Novoste has provided notice under the AEA Supply Agreement not to extend the initial term of the AEA Supply Agreement with the effect that the term of the AEA Supply Agreement will expire as of September 15, 2006.
Between the date first set forth above and the Closing, to the extent reasonably practicable, Novoste and Purchaser shall inform and consult with one another prior to engaging in any negotiations or discussions with AEA in connection with the AEA Supply Agreement.
Novoste shall provide reasonable cooperation, information, and assistance to Purchaser in connection with the AEA Supply Agreement.
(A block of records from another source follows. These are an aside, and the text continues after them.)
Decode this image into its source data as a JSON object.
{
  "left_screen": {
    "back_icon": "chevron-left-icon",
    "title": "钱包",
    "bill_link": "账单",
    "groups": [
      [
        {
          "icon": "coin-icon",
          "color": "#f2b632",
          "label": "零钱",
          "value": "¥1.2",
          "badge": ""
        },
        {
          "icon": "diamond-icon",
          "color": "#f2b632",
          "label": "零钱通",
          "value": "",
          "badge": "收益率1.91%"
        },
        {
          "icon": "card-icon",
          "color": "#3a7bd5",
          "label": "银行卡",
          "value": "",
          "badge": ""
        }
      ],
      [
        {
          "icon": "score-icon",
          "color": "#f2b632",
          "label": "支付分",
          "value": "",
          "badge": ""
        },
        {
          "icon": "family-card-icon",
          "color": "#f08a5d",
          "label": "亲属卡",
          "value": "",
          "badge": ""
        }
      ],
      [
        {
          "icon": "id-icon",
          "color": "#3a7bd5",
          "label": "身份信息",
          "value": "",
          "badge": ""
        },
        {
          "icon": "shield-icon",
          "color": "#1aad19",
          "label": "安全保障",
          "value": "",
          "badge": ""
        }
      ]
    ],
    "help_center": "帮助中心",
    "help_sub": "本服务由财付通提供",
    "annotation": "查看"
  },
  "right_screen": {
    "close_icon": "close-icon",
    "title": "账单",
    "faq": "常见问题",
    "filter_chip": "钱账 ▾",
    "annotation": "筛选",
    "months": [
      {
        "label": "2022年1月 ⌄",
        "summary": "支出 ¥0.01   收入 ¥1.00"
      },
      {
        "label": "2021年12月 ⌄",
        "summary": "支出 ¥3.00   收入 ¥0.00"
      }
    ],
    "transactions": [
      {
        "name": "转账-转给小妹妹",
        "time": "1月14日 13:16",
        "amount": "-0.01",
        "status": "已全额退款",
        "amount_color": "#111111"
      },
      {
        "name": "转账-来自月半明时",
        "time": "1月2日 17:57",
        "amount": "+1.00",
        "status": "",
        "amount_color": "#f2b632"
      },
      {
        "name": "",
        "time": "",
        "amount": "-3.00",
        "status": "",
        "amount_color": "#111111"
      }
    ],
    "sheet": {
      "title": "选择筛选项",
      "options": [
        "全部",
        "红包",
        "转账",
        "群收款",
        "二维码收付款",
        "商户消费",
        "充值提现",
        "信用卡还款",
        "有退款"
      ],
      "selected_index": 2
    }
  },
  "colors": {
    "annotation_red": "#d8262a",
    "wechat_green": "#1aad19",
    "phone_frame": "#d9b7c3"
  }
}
After the Closing, to the extent reasonably practicable, Purchaser shall have the sole control and authority with respect to matters relating to the AEA Supply Agreement; it being understood that Purchaser shall not, without the prior written consent of Novoste, which consent shall not be unreasonably withheld or delayed, enter into any compromise or settlement with respect to the AEA Supply Agreement which commits Novoste or any Subsidiary to take, or to forbear to take, any action.
As used in this Agreement, the following terms have the meanings set forth below: Acquired Assets has the meaning set forth in Section 2.1. AEA Supply Agreement means that certain supply agreement between Novoste and AEA Technology-QSA, GmbH, a German corporation, dated October 14, 1999.